The paper highlights Government findings that show nine out of ten of the most deprived smaller areas are by the sea. Rented housing in coastally deprived areas within Blackpool, Margate, Hastings and Jaywick sometimes exceeds 80 per cent of the entire housing market – and it is often expensive and of extremely poor quality.
It’s blueprint for fixing the housing market in these seaside towns, it says, will kick start investment, regeneration and a British coastal renaissance.
The Plan:
1. A Fair Value Rents Regime
Too often tenants and taxpayers alike overpay for housing which just isn’t worth the rent being charged. Too often rents are too high because they are underpinned by benefit rent allowances which are excessive for the location and quality of the property.
It is recommended that:
There is introduced a time limited local application of a fair value rents regime. This would set, by law, a locally assessed fair value rent for the property reflecting the location and quality of the property, within the existing local housing allowance (rent benefit) envelope.
Applying a modern fair value rents regime reflecting quality of condition and management of property could have the same economic effect for taxpayers and tenants of adjusting markets where rent levels are defective, and at the same time reward landlords who invest in better quality properties and appropriate management standards.
The renewal period would create a window to repair the most extreme economically dysfunctional housing markets where rental markets have warped and damaged ordinary capital values for homes.
2. New house building and housing investment to build local economic prosperity
When areas become ‘deprivation hot-spots’, they can become house building ‘not-spots’, places where traditional housebuilders and developers simply don’t want to build and traditional investors and financiers don’t want to invest.
However, there are experienced developers and regeneration experts as well as emerging social property fund investors who want to support house building and who want to improve private rented conditions in order to make the change in deprived areas.
It is recommended that:
There should be greater financial and skills support from central government and Homes England for councils who have communities with small local failed house building markets;
Activating new house building and attracting social property fund investors should itself be an ambition in such areas;
House building should be across all tenures in order to re-balance housing deprived communities;
The economic stimulus that construction can provide to provide apprenticeships, jobs and new business is directed to provide opportunities for deprived communities. This could include the location of new off-site construction factories in order to drive additional skills and local growth.
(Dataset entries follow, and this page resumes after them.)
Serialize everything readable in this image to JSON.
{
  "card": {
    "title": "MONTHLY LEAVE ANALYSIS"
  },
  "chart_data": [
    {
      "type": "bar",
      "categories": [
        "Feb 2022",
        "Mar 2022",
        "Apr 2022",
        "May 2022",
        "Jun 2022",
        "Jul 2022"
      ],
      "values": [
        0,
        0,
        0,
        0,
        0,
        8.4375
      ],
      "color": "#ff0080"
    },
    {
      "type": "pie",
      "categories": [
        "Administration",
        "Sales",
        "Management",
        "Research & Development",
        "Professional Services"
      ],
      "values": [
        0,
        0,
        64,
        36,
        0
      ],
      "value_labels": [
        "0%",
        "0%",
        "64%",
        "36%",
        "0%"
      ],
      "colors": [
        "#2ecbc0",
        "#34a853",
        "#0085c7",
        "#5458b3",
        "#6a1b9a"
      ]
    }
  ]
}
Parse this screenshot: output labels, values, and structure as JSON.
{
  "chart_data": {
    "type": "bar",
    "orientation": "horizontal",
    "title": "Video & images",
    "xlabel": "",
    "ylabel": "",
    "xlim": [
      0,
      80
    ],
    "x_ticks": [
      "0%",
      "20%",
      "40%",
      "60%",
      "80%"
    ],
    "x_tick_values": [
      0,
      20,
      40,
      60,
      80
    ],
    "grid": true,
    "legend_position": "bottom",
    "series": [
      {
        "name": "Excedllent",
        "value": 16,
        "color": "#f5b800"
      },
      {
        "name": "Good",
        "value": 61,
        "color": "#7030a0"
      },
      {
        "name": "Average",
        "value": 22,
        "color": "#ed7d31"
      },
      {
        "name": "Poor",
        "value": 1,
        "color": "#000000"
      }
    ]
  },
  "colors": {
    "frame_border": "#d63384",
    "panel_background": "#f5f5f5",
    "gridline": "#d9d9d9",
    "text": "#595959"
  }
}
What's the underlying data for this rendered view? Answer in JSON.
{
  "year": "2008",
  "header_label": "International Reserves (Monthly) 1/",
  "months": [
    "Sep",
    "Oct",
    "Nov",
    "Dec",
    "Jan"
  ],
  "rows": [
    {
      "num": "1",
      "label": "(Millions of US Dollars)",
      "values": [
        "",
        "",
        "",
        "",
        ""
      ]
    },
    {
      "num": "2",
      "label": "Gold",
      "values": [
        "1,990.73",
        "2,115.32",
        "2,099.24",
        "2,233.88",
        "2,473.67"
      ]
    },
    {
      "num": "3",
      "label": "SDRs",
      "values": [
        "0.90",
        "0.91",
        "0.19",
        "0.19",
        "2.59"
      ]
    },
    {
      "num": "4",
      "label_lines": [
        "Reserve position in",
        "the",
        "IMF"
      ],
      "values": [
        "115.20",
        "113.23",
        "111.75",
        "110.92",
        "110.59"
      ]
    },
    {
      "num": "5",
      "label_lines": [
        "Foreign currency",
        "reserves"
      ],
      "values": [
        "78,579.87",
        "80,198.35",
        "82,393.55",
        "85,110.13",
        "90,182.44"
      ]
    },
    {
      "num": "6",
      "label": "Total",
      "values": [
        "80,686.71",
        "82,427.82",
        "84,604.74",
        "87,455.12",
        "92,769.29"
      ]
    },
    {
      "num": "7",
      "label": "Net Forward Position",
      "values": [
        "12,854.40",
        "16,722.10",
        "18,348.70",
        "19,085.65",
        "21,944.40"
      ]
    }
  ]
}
3. A One-Stop Shop for Housing Renewal Powers
There are a multitude of powers available to councils to take action to renew broken housing markets, to take action against rogue landlords and drive up housing standards. However, each of the powers are contained in different laws and regulations, require different processes and consultation and apply over different periods of time. Some of these powers date back more than four decades – reflecting a very different housing market and a very different type of local authority. The result is a hotchpotch of mismatching powers which are complex, time consuming and expensive for councils to use.
It is recommended that:
A one-stop shop is created by extending housing renewal powers and providing guidance on what is permissible, and what is possible, in order to drive local renewal and growth.
The one-stop shop would provide a single and over-arching administrative process whereby councils can develop, consult on and then implement relevant powers and actions on housing quality, planning, new housing, growth and tenancy management within a specific housing renewal area.
Guidance is extended and updated on disposal of land, investment and borrowing powers.
Renewal councils are provided with greater flexibility to flex tenure, manage planning and hold property outside the Housing Revenue Accounts.